After many a summer 1 英文科文化

After Many a Summerという本のタイトルをみて、読んでいないのだけれど、オルダス・ハクスレーの小説かと、読んでいないのに、また小説の専門家でもないのに、わかってしまう私は何なのかと、自分がわからなくなる。


日本のアマゾンはこの作品を洋書では扱っていないので、アメリカから取り寄せることにした。Kindleにすればとも思ったが、やはりじっくり読むには、書籍媒体を超えるものはない。読んでいないのは確かで、このタイトルがテニスンの詩から取られていることは知らなかったが、それにしても、どうして小説の、またオルダス・ハクスレーの専門家でもないのに、私にはわかってしまうのか。
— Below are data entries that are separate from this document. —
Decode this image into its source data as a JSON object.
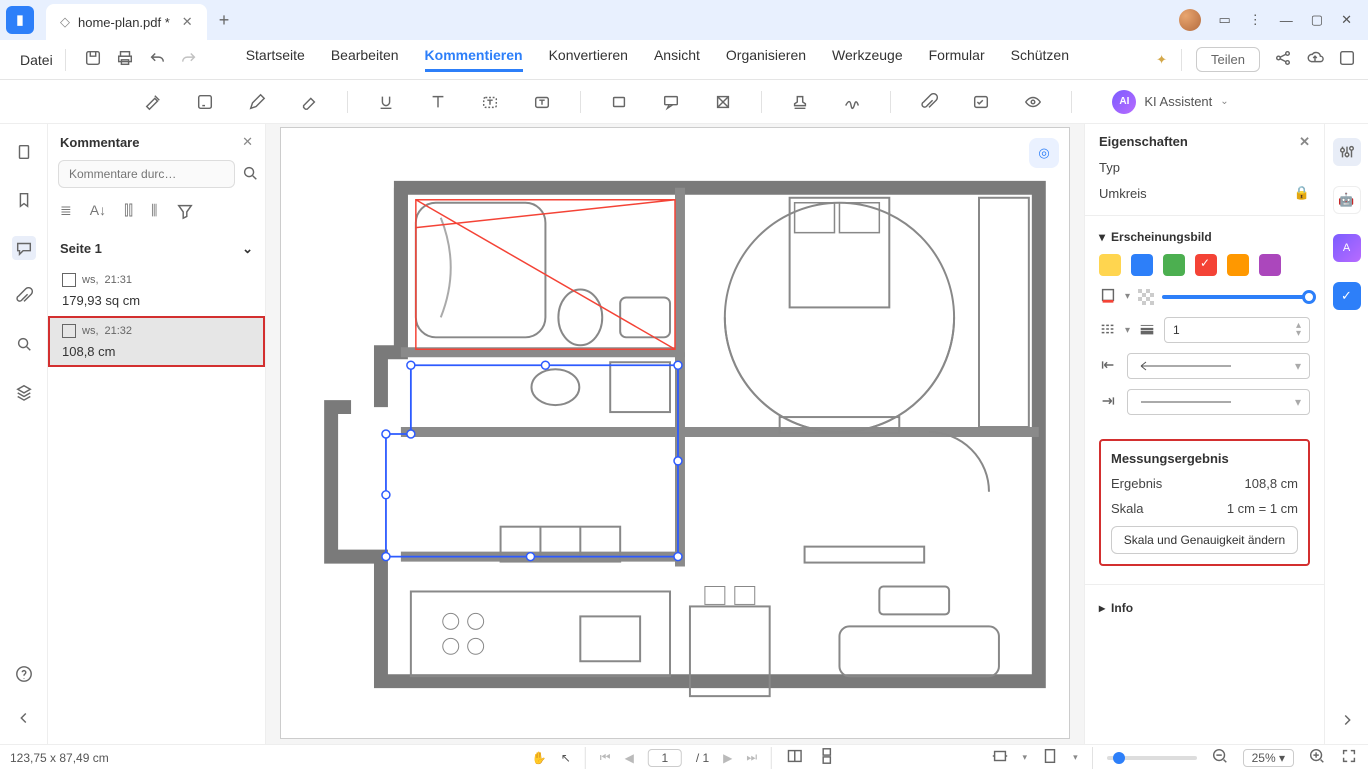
{
  "titlebar": {
    "tab_name": "home-plan.pdf *"
  },
  "menu": {
    "file": "Datei",
    "tabs": [
      "Startseite",
      "Bearbeiten",
      "Kommentieren",
      "Konvertieren",
      "Ansicht",
      "Organisieren",
      "Werkzeuge",
      "Formular",
      "Schützen"
    ],
    "active_tab_index": 2,
    "share": "Teilen"
  },
  "ai": {
    "label": "KI Assistent"
  },
  "comments": {
    "title": "Kommentare",
    "search_placeholder": "Kommentare durc…",
    "page_label": "Seite 1",
    "items": [
      {
        "author": "ws,",
        "time": "21:31",
        "value": "179,93 sq cm",
        "selected": false
      },
      {
        "author": "ws,",
        "time": "21:32",
        "value": "108,8 cm",
        "selected": true
      }
    ]
  },
  "properties": {
    "title": "Eigenschaften",
    "type_label": "Typ",
    "type_value": "Umkreis",
    "appearance_label": "Erscheinungsbild",
    "thickness_value": "1",
    "measurement": {
      "heading": "Messungsergebnis",
      "result_label": "Ergebnis",
      "result_value": "108,8 cm",
      "scale_label": "Skala",
      "scale_value": "1 cm = 1 cm",
      "button": "Skala und Genauigkeit ändern"
    },
    "info_label": "Info"
  },
  "status": {
    "coords": "123,75 x 87,49 cm",
    "page_current": "1",
    "page_total": "/ 1",
    "zoom": "25%"
  }
}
たぶん、私が英文科の学生だった頃には、まだオルダス・ハクスレが、健在かつ重要な作家として人気があったのだと思う。筑摩の大系にも『恋愛対位法』といったような作品の翻訳が入っていた。私が学生の頃は、まだ英文学専門家とか愛好家、英文科学生たちに、よく読まれていたのだと思う。いまではハクスレーといえば『すばらしい新世界』くらいしか読まれていない。
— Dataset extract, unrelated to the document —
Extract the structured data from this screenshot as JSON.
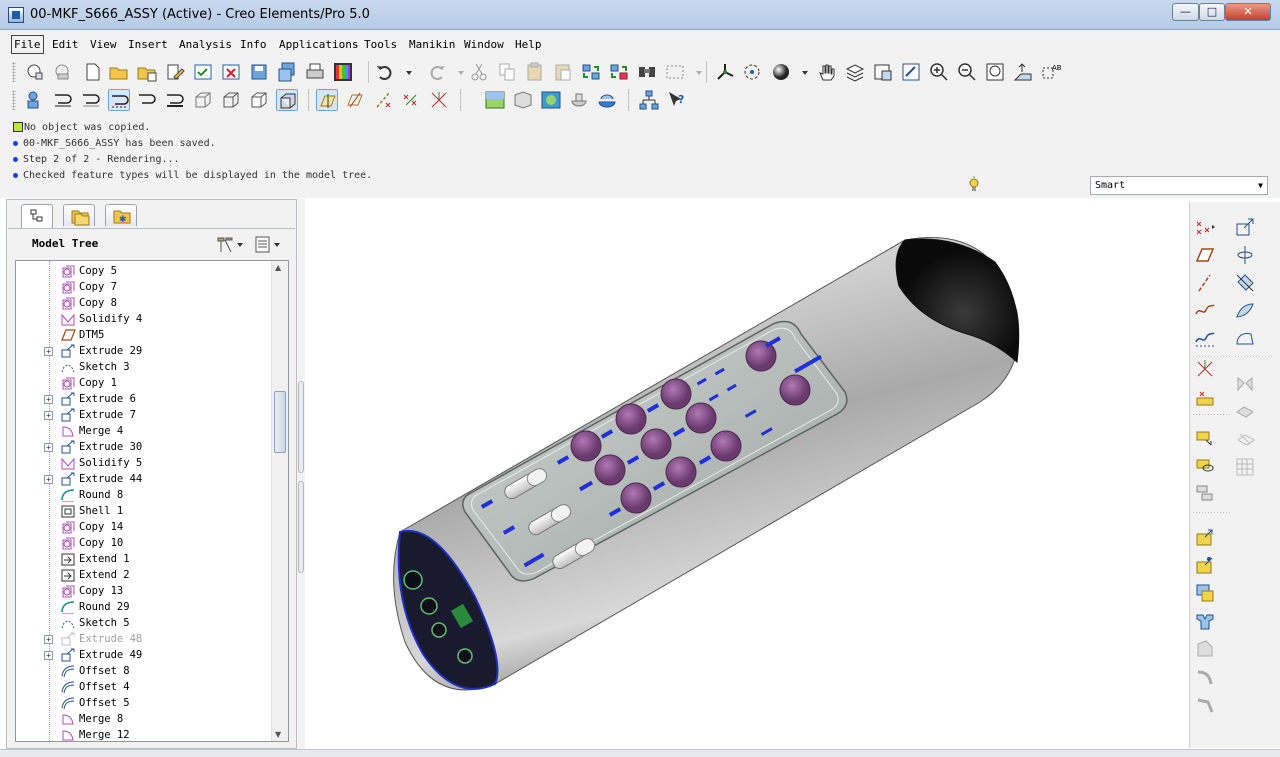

After Many a Summerのタイトルを目にしたのは、この夏、クリストファー・イシャーウッドのA Single Manを読んでいたときだが、ほんとうになつかしい気がした。以前、このブログにも書いたが、私が学生の頃に、自分で原書を読もうとして、まず手ごろなのところからとイシャーウッドのMr Norris Changes Trainsを読んで、なんにも面白くなかったことを思い出す。高校生の頃から、ドストエフスキーとかカフカは翻訳で読んでいたので、ちょっとやそっとの小説では驚かない覚悟はできていた私も、さすがにイシャーウッドの小説の面白みはわからなかった。むつかしい小説ではない。むしろその反対だが、大学一年生の私には、英語の辞書で調べることに労力を使いすぎて、作品を鑑賞するまでにはいたらなかったかもしれない。ノリス氏、今にして思うと、類型的な人物であり、また興味深い人物なのだが、当時の私は、ノリス氏が、たんなる詐欺師以上のどういう人物なのかは、まったくわからなかったのだ。
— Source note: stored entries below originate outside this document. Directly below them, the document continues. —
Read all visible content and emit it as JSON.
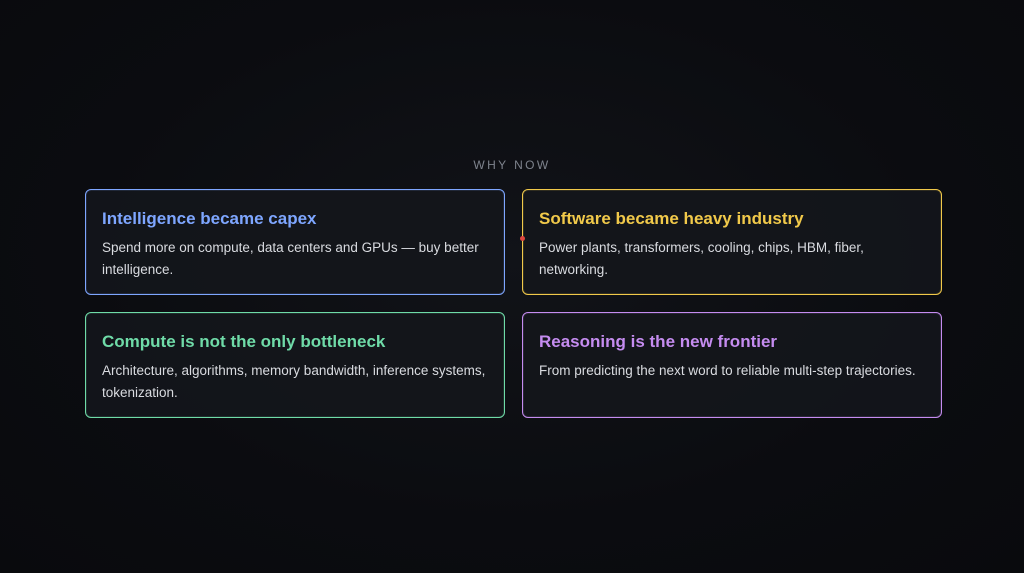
{
  "header": {
    "eyebrow": "WHY NOW"
  },
  "cards": [
    {
      "title": "Intelligence became capex",
      "body": "Spend more on compute, data centers and GPUs — buy better intelligence.",
      "accent_color": "#7ea6ff"
    },
    {
      "title": "Software became heavy industry",
      "body": "Power plants, transformers, cooling, chips, HBM, fiber, networking.",
      "accent_color": "#f1c94a"
    },
    {
      "title": "Compute is not the only bottleneck",
      "body": "Architecture, algorithms, memory bandwidth, inference systems, tokenization.",
      "accent_color": "#6fdba8"
    },
    {
      "title": "Reasoning is the new frontier",
      "body": "From predicting the next word to reliable multi-step trajectories.",
      "accent_color": "#c58cf0"
    }
  ],
  "colors": {
    "background": "#0b0c10",
    "eyebrow": "#7e838d",
    "body_text": "#d9dbe0",
    "pointer_dot": "#e0473f"
  }
}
しかし、イシャーウッド、ノリス氏、ハクスレーというのは、なんかこてこての英文学ではないだろか。一般的人気はなくても、英文学の専門家とか英文科のなかでは人気があり、現在ではほとんど忘れられている作家たち(イシャーウッドはゲイだから、いま人気はあるのだが――A Single Manも映画化されたし)。かつては英文科文化ともいえそうなものがあって、私もそれにどっぷりつかっていたのだが、いまでは、そもそも英文科がなくなって、英文科文化どころではないのだが、また教えるほうも、私に限らず、他の教員も、かつての英文科臭さを払拭するようなカリキュラムなり授業を目指しているのだが、昔のようなこてこての英文科文化というのは存在しなくなった。


韓国の英文学者で、戦前、日本に留学し、英文学を研究したある人物のことをとりあげ、研究した若い日本の英文学者の論文が、日本ではなく、韓国でえらく評判になって(論文も韓国語訳された)、その韓国の英文学者の再評価のきっかけとなった。若い日本の英文学者は、優秀な研究者だが、韓国では文化英雄的な扱いをうけているらしい。狭量な日本の英文学界では、本人を直接知っている人以外には、残念ながら無名なのだが。


その彼(あ、男性なのですが)の論文を読ませてもらった。戦前の日本の英文科の授業とかカリキュラムなどを復元している部分を読みなが、驚いたことに、戦前から続いている英文学教育は、戦後の私の世代まで続いていたことわかった。私たちは、古き良きかどうかわからないが、戦前からあった英文学文化といえるものを受け継いだ最後の世代だということもわかった。戦前からの英文学文化は、私が英文科の教員になった頃は、むしろ積極的に消される方向にあったし、私自身、そうして英文科文化の息の根をとめることに加担したともいえよう。


まあ、こんなことを考えるのも歳をとった証拠なのだが。